- Developer: Boeing Computer Services Co.
- Initial release: April 1985; 40 years ago
- Stable release: 4.0 / November 1987; 38 years ago
- Operating system: DOS, IBM MVS
- Type: Spreadsheet
- License: Proprietary

= Boeing Calc =

Boeing Calc was a spreadsheet package written by Boeing Computer Services, an independent subsidiary of aviation manufacturer Boeing. It had originally been developed as an in-house accounting tool, but was launched as a commercial product in April 1985 for IBM 4300 mainframes running IBM MVS and IBM PC microcomputers running DOS. The original launch price was $399 per copy for the PC version and $8,899 for a combined PC/mainframe bundle.

Boeing Calc could read and later write standard Lotus 1-2-3 files.

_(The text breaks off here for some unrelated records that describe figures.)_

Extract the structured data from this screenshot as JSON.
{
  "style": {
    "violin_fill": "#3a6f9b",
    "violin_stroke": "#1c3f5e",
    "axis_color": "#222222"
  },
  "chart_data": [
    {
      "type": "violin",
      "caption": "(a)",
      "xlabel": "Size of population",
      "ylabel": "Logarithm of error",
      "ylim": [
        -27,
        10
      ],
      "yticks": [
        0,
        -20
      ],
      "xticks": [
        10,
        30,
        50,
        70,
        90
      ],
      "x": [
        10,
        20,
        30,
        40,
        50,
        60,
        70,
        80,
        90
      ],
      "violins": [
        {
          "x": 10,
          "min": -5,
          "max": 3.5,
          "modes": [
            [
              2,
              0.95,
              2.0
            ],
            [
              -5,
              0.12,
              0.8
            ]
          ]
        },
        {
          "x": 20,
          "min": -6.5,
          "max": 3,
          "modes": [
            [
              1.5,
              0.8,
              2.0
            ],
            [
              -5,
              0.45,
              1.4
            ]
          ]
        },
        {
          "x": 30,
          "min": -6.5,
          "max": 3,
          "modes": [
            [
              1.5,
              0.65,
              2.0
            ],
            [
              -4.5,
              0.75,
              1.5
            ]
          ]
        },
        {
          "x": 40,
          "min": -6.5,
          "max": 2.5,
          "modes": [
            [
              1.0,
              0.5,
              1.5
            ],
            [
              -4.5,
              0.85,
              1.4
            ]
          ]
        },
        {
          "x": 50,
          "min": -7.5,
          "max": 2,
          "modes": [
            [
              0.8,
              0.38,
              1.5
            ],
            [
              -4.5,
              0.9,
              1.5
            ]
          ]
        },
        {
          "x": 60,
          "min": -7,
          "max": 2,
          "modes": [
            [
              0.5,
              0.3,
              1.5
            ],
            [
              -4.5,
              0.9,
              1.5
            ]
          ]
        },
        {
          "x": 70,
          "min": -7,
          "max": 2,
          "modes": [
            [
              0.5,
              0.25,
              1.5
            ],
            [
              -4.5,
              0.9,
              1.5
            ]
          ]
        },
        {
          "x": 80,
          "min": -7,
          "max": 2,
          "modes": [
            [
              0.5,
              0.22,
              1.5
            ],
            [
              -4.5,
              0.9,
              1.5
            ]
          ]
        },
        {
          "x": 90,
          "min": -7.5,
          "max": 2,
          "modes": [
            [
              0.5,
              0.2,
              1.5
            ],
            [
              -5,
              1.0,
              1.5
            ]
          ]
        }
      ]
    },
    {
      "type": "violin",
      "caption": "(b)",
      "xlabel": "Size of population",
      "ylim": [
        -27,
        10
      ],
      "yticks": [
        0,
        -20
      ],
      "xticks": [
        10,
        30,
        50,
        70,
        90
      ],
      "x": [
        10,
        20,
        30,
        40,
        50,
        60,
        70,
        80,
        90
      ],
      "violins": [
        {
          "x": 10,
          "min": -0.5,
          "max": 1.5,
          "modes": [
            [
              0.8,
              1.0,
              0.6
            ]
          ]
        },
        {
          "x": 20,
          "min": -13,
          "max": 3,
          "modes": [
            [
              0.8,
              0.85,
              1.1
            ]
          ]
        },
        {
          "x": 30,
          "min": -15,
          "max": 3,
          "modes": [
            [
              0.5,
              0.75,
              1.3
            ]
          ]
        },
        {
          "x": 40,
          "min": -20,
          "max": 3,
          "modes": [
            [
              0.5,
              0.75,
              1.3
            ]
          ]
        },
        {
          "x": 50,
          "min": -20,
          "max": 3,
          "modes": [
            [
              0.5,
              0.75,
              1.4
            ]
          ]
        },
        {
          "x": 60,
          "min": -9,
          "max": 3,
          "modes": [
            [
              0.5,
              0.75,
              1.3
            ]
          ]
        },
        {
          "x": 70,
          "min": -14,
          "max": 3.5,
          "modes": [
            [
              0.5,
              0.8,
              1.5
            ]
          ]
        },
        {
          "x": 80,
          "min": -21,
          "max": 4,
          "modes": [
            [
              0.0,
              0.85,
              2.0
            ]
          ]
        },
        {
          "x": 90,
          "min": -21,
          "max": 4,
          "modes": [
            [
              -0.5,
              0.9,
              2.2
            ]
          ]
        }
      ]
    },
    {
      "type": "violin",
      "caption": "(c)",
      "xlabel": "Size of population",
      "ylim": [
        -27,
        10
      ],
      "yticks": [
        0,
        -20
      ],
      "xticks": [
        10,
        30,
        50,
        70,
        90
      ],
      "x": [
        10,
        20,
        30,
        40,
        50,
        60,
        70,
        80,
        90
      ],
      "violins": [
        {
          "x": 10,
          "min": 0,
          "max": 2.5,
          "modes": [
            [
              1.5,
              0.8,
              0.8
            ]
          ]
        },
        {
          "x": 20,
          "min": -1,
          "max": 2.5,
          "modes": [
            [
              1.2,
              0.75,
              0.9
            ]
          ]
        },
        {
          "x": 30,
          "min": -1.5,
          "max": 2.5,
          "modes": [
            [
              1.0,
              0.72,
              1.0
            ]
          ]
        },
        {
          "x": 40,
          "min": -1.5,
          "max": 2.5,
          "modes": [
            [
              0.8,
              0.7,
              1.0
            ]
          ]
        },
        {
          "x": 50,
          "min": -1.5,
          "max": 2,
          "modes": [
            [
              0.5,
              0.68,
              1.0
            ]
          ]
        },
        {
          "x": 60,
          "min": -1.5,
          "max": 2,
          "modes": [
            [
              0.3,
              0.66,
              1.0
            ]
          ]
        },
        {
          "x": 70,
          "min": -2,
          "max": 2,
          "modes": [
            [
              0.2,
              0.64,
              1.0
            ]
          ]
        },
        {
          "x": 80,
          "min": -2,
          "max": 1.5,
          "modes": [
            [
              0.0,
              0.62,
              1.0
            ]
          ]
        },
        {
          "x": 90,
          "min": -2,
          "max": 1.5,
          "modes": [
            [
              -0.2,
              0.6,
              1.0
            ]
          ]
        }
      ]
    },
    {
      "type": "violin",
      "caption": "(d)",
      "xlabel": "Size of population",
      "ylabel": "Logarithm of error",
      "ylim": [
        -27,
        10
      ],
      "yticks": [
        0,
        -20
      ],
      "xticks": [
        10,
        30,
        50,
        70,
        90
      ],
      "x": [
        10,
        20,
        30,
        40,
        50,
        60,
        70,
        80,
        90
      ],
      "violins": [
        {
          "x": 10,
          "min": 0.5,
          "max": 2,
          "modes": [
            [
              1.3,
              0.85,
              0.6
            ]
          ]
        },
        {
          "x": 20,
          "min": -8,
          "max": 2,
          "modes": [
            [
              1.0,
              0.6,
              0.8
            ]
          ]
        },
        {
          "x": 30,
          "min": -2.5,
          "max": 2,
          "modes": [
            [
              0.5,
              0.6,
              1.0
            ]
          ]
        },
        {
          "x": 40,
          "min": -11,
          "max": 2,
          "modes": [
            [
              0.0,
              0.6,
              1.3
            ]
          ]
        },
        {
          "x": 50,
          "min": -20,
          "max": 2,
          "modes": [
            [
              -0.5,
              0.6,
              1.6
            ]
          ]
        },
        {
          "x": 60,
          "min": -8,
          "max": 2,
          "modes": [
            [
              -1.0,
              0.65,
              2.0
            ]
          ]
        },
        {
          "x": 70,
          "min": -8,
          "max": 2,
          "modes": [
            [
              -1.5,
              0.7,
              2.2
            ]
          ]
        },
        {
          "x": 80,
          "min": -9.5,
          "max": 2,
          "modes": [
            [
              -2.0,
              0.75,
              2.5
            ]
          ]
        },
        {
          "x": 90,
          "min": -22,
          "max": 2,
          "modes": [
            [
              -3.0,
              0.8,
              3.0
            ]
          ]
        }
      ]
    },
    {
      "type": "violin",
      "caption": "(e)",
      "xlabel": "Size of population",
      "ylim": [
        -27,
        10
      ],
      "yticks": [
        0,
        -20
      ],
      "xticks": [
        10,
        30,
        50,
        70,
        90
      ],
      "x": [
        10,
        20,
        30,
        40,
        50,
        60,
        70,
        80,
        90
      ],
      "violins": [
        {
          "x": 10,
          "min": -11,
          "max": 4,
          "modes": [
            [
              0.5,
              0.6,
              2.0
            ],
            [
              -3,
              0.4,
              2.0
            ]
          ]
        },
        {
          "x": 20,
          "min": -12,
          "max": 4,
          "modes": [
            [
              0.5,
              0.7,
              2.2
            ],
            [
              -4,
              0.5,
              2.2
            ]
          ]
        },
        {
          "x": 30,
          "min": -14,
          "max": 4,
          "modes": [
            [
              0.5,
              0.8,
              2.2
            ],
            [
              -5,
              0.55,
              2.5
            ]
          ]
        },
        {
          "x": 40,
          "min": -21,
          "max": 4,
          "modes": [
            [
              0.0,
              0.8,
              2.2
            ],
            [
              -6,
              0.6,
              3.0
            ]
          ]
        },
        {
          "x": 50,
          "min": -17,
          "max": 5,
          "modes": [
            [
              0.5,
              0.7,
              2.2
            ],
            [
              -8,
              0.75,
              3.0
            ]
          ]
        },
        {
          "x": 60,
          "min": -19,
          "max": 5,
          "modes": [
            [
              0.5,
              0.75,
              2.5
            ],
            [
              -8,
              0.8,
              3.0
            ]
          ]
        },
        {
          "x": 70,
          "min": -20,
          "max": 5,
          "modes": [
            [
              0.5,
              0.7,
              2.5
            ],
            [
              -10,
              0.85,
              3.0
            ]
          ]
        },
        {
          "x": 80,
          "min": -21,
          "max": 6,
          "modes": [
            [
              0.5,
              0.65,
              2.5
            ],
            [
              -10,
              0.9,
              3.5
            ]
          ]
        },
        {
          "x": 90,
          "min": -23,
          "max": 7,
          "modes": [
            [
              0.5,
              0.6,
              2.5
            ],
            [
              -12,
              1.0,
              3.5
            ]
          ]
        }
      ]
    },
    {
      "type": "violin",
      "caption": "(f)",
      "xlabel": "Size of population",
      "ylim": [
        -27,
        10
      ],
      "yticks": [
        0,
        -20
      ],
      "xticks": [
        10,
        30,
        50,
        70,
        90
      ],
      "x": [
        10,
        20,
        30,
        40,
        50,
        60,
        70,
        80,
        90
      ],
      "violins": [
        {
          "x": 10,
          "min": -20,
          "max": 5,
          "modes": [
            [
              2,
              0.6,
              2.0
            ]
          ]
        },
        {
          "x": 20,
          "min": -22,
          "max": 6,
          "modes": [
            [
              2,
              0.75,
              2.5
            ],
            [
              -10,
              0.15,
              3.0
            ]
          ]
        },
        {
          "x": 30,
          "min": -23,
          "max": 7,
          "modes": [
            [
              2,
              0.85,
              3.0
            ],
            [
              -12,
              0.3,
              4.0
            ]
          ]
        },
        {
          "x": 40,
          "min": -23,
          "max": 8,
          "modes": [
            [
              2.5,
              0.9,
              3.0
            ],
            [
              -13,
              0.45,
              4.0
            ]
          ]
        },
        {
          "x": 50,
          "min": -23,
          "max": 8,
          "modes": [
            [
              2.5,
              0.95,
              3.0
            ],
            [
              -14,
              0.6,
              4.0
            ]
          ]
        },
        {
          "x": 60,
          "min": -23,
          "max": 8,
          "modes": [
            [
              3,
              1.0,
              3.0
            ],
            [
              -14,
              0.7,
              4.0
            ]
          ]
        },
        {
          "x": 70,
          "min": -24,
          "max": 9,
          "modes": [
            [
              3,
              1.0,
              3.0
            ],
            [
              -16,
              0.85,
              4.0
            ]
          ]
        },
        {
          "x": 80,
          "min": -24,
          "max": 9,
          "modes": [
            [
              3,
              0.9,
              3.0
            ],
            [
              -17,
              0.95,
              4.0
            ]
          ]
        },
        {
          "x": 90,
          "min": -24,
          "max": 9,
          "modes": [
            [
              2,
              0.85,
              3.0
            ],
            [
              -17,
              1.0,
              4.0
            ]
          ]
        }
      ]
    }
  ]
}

It supported a maximum spreadsheet size of 16,000 columns by 16,000 rows, and was notable for introducing the concept of 3D spreadsheets. Each spreadsheet could have up to 16,000 pages, with cells prefixed by the page number; the upper-left cell of the third page was referred to as 3A1, for example. This concept was a precursor of the tabbed sheets included in Quattro Pro and later spreadsheets.

Version 3.0 was launched in August 1987 and introduced multi-user support on PC-based local area networks, with a price of $795 for a LAN licence. Version 4.0 followed in November of that year, with the price for a single-user licence reduced to $395. Unlike competitors such as Lotus 1-2-3 and Quattro it did not support graphics, although Boeing sold a companion program - Boeing Graph - that could produce 3D charts. Contemporary reviews of version 3.0 praised Boeing Calc's flexibility and ability to work with files of up to 32mb in size, but criticised its steep system requirements, slow speed, and reliance on disk-based virtual memory. Running on a high-end 6 MHz IBM PC AT with an Intel 8087 maths coprocessor, Infoworld's standard spreadsheet took 42.9 seconds to recalculate, versus 7.9 for the same sheet running in Lotus 1-2-3.

Towards the end of 1987 Boeing announced its intention to leave the microcomputer software industry. Boeing Computer Services was sold off as an independent entity, Garrison Software Corp, to West German software distributors m+s Elektronik. However the deal fell through and BCS reverted to Boeing's control, where it was eventually merged with Boeing Information Services. Boeing Calc ceased development in 1988, with the final copies being sold off to employees at a discount price of $50.